Noting construction is well under way on all eight segments, the Ruby Pipeline backers at El Paso Corp. said last Wednesday several factors including winter weather will determine if the project, now two months behind schedule, can be completed as now planned in June.

El Paso Pipeline President Jim Yardley and CEO Doug Foshee fielded several questions on the project during a third-quarter earnings call.

Separately during the call, Foshee predicted that wholesale gas prices will stay low at least into, if not through, 2012. However, he said the national pipeline operator should thrive nevertheless and be ready to take advantage of an uptick when the overall economy begins recovering.

Foshee made the comments as part of a third quarter earnings conference call in which El Paso reported markedly higher quarter over quarter results ($133 million, or 19 cents/diluted share, compared with $58 million, or 8 cents/diluted share, for the same period in 2009).

Even after Ruby had a two and a half year review process with federal, state and local authorities prior to the July 31 construction start, the interstate pipeline project still faces the uncertainty of cultural resource and wildlife habitat issues arising during the ongoing construction that could affect its eventual start date next year, the El Paso executives said. In part of the route, El Paso still does not have access to all of the rights-of-way it needs, they said.

An eighth construction spread was added in a mountainous part of Utah and work there is progressing on an accelerated basis, Yardley said, as a means of trying to complete the bulk of the work before winter. Digging and pipe stringing are approximately three-quarters complete, and the welding of the pipe sections about two-thirds complete, he said.

“A lot of work is going on throughout the entire [$3 billion, 680-mile, 42-inch diameter] pipeline route. Our two ‘man camps’ are up and running in western Nevada and eastern Oregon to house and support up to 1,000 workers throughout the construction,” Yardley said. Right now construction is going “very well” on the eastern sections and “slower than expected” on the western spreads in parts of Nevada and Oregon, he said.

The slowing in the West is due to delays in obtaining some culture resource clearances, Yardley said. “We recently had more than 150 archaeologists in the field and now the permitting process has improved. In Nevada and Oregon we now have access to more than half the right-of-way. We continue to get more released in Nevada, and in Oregon we’re seeing improvement in the permit approval timeline.”

Foshee and Yardley estimated that Ruby will come in 10-15% over budget, primarily due to these delays. The variables in hitting the new June 2011 target date to start will be weather this winter, final regulatory clearances, and the timing for various construction restrictions for the fish and game habitats and nesting periods.

In response to a question about the ongoing risks to Ruby’s June timing, Yardley said the project is in the “formative” stage in which construction is well under way, but regarding milestones the company will not have more definitive data until the January-March period next year. “Over the next month or so, we’ll know a lot more,” he said.

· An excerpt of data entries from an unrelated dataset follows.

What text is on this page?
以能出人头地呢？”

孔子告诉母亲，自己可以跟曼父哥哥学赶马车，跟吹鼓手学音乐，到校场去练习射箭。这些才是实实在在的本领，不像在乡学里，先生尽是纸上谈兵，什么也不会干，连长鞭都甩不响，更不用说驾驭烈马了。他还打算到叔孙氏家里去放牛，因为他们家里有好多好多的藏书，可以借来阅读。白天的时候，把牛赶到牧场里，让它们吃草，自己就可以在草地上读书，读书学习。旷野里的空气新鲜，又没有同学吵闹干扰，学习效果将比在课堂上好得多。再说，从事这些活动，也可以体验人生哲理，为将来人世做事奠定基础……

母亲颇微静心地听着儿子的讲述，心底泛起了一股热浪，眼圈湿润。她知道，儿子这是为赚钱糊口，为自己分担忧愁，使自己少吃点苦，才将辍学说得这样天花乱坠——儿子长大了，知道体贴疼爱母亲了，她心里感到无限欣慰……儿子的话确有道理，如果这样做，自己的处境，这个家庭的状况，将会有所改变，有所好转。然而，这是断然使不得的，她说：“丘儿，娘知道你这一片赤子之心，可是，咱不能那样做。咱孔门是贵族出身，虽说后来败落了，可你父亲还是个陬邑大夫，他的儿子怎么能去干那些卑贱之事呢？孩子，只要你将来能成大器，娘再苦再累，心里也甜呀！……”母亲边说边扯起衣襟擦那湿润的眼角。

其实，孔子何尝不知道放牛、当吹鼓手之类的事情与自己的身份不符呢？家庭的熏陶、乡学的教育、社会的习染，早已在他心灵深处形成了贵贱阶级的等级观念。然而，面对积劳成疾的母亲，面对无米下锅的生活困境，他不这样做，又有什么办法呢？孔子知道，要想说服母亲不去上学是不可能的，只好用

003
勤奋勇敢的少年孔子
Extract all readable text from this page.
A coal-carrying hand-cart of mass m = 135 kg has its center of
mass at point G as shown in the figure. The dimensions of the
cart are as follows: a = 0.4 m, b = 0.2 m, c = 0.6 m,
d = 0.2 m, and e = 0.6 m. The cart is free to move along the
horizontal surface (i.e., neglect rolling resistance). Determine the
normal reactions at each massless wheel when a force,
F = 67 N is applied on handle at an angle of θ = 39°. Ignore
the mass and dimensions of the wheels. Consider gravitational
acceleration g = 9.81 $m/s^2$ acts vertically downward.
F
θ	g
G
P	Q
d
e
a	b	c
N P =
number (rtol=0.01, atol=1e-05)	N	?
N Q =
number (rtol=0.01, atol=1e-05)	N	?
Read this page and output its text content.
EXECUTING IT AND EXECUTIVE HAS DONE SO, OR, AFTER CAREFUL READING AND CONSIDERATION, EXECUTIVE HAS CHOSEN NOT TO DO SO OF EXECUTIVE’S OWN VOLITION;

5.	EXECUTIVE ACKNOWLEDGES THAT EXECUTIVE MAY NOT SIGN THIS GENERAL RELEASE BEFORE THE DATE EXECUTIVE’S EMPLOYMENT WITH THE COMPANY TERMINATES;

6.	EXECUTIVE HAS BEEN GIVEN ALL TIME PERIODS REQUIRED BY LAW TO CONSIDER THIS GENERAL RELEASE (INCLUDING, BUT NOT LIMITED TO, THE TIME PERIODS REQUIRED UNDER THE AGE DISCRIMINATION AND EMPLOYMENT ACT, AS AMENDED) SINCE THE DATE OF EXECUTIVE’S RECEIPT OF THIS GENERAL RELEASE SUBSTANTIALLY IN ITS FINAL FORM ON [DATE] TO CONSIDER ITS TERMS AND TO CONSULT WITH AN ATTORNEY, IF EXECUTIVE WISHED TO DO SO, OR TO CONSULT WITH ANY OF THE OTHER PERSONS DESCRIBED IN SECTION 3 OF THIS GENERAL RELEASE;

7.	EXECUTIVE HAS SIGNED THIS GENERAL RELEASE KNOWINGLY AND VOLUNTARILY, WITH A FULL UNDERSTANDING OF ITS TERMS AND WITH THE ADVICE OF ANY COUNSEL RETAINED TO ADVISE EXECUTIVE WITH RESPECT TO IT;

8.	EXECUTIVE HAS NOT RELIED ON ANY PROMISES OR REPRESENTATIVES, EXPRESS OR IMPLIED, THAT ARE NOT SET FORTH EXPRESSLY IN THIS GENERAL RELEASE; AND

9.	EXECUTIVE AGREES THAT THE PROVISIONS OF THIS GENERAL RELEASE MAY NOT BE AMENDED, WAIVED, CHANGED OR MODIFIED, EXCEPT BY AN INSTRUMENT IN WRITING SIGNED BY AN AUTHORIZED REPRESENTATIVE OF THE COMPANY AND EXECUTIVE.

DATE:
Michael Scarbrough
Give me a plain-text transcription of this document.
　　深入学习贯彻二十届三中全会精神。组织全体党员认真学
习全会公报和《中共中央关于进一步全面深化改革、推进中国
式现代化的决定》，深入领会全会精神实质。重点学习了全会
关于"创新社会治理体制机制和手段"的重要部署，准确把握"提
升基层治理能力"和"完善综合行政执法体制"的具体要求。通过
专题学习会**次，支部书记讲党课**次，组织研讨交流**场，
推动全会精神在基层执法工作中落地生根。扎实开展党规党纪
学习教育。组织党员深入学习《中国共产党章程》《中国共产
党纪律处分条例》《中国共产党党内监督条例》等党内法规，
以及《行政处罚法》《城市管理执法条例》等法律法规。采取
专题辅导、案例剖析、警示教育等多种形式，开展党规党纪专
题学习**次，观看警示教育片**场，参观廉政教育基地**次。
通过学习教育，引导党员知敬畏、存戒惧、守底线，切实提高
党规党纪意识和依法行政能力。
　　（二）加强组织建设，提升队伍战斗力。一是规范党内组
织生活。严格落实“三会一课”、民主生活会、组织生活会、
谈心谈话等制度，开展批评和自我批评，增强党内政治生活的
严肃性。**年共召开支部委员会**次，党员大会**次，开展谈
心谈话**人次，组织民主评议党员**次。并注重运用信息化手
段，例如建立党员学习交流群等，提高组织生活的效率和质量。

Yardley said all of the pipe should be laid by April 1 to hit the June start-up time. “Remember also that we have in this build-up in capital a significant contingency as a result of these milestones still lying ahead of us.”

Except for Ruby, all of the pipeline projects coming into service late this year or in 2011 will be on time and “substantially under budget,” said Foshee, noting that all of the projects, including Ruby, will produce $100 million, or 25%, of construction savings.

El Paso’s shift to more exploration and production (E&P) of oil doesn’t necessarily reflect its long-term outlook on natural gas, in response to an analyst’s question, said Foshee. “I think there is a good chance gas prices are going to stay relatively low for 2011 and into 2012” with the eventual rebound coming from a combination of macro factors, he said.

“That combination includes a recovery in the U.S. economy with GDP [gross domestic product] up for some sustained period of time, the beginning of the impact of old coal-fired [electric generation] plant retirements, and the continued falloff of gas exports from Canada. How you assess the timing of this, however, is subject to a great deal of uncertainty.”

Foshee used the example of looking at recent U.S. gas projections for next year from five analysts indicating that by the end of 2011 the estimates “diverged by up to 5 Bcf/d in a 6 Bcf/d market,” he said. “There is a lot of uncertainty.”

El Paso is trying to position itself for “not losing the optionality for what we think is a very favorable macro for gas in the long term,” Foshee said. “And in the interim we have the ability because of the repositioning of our E&P portfolio to take advantage of a favored commodity right now in oil.”